Au procès en appel du Mediator, l'Assurance maladie a réclamé jeudi 25 mai, par la voix de son avocat, le remboursement par le groupe Servier de près de 490 millions d'euros, en estimant que le laboratoire pharmaceutique s'était servi d'elle comme d'une « vache à lait ».
« Dossier archi-frauduleux », « supercherie », « subterfuge » : devant la Cour d'appel de Paris, George Holleaux, avocat du régime général de l'assurance maladie, n'a pas eu de mots assez durs pour dénoncer les méthodes employées, selon lui, par Servier pour commercialiser et maintenir le plus longtemps possible le remboursement par la Sécurité sociale du Mediator.
Le deuxième groupe pharmaceutique français et son ex-directeur général sont rejugés depuis janvier pour « tromperie aggravée », « homicides et blessures involontaires », « obtention indue d'autorisation de mise sur le marché » et « escroquerie » au préjudice notamment des caisses de sécurité sociale et des mutuelles.
En première instance, en mars 2021, le groupe avait bénéficié d'une relaxe pour cette dernière infraction.
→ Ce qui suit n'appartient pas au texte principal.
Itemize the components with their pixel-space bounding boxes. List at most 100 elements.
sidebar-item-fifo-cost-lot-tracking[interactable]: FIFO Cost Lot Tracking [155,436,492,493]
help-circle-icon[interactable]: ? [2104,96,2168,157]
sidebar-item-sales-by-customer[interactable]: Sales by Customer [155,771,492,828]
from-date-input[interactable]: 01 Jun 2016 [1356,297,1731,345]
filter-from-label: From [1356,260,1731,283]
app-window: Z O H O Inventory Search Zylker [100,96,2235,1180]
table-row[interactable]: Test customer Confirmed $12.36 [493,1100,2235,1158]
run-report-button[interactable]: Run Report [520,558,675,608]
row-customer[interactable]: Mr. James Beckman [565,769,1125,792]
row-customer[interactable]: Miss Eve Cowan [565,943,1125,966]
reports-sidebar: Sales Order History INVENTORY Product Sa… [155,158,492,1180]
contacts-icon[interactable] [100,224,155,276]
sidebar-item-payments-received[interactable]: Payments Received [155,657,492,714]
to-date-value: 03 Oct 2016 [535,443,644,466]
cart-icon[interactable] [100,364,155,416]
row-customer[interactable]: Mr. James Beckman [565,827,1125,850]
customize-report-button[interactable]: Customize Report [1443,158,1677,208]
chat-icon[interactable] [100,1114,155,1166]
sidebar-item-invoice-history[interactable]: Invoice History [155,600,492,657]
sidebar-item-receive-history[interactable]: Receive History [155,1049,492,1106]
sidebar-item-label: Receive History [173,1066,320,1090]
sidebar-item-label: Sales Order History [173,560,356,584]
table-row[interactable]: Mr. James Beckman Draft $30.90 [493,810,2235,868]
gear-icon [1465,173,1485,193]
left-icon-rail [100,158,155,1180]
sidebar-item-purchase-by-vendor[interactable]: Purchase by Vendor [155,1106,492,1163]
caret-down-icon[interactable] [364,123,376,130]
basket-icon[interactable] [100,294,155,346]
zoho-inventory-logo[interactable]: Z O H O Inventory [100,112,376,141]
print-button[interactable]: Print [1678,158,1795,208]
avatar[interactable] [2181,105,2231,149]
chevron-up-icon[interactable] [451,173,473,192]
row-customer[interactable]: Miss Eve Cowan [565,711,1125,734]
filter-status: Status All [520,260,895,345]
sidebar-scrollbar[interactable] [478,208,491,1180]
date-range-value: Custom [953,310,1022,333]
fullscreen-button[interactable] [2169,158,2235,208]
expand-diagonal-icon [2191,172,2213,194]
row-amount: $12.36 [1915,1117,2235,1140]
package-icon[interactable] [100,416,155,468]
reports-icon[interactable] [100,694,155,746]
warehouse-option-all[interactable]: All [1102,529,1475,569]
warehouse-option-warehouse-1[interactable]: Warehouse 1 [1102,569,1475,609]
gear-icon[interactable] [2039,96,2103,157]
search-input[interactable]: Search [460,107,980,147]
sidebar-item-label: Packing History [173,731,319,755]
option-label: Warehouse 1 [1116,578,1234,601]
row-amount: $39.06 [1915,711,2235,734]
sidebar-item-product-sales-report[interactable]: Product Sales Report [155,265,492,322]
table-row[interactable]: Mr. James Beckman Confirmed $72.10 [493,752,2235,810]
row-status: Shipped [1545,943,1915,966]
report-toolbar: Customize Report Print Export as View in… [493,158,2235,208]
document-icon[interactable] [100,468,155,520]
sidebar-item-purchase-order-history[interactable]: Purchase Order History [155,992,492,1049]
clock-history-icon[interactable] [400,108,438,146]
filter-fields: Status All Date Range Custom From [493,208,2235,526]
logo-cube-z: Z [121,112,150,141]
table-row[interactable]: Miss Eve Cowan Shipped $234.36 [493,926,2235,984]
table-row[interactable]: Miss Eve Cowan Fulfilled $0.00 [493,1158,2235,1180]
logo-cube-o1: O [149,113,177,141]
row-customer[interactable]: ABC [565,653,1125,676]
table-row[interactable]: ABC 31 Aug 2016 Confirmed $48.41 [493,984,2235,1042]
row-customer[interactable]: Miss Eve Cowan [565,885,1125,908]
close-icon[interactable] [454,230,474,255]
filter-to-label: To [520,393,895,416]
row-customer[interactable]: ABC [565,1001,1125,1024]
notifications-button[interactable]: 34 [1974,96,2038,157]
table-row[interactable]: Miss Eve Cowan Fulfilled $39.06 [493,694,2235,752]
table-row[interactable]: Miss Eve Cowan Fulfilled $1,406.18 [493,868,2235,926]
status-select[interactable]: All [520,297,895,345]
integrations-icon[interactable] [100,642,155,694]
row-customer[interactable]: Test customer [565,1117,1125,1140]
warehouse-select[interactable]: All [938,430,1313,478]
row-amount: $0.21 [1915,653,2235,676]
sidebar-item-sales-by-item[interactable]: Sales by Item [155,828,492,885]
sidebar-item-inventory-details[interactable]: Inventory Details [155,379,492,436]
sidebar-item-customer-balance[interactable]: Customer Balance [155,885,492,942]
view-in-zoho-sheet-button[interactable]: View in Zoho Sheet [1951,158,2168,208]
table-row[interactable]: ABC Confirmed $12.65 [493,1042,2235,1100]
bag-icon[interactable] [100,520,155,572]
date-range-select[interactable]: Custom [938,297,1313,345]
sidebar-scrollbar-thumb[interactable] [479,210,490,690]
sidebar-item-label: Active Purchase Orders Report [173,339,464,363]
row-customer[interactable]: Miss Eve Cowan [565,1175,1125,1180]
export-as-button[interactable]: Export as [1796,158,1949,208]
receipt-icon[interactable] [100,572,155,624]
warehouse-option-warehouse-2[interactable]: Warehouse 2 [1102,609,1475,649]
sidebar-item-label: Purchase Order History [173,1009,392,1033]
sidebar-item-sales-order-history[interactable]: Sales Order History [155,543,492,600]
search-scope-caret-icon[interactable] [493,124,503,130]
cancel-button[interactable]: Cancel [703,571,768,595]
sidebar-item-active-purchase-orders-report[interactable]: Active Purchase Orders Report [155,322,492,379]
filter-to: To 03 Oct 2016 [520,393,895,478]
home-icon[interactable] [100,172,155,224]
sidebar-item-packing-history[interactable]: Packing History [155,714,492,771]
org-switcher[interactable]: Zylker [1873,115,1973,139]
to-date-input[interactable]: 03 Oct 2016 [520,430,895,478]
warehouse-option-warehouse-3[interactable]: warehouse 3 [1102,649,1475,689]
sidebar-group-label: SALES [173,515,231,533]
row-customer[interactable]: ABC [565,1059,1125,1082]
Le tribunal correctionnel avait estimé que Servier n'avait pas fait preuve de « manœuvres frauduleuses » constitutives de l'escroquerie puisque la HAS avait conclu à plusieurs reprises que le Mediator présentait un « service médical rendu » insuffisant, et donc qu'il était connu de tous que son efficacité n'était pas démontrée.
C'est « une erreur manifeste d’appréciation (...) des mécanismes de l’Assurance maladie », a argumenté Géraldine Brasier Porterie, avocate de la Sécurité sociale agricole MSA, rappelant que « le service médical rendu insuffisant n'entraîne aucun remboursement automatique ».
Même si l'Assurance maladie « avait connaissance du comportement frauduleux, elle n'avait pas les moyens d'y mettre fin », a aussi expliqué Me Holleaux, la décision de rembourser ou de ne pas rembourser étant du ressort du ministre de la Santé.
Pour le seul régime général d'assurance maladie, qui couvre 88 % de la population française, l'avocat évalue le préjudice à 486 millions d'euros : 349 millions d'euros pour le remboursement des boîtes de Mediator, 9 millions d'euros pour les échocardiographies prises en charge après 2009 pour dépister les éventuelles séquelles chez les patients et 128 millions d'euros pour les intérêts cumulés.
« Vous vous rendez compte de tout ce qu’on aurait pu faire avec cet argent ? », a tonné Me Holleaux, calculant que cela représentait « six mois de fonctionnement du CHU de Lille ».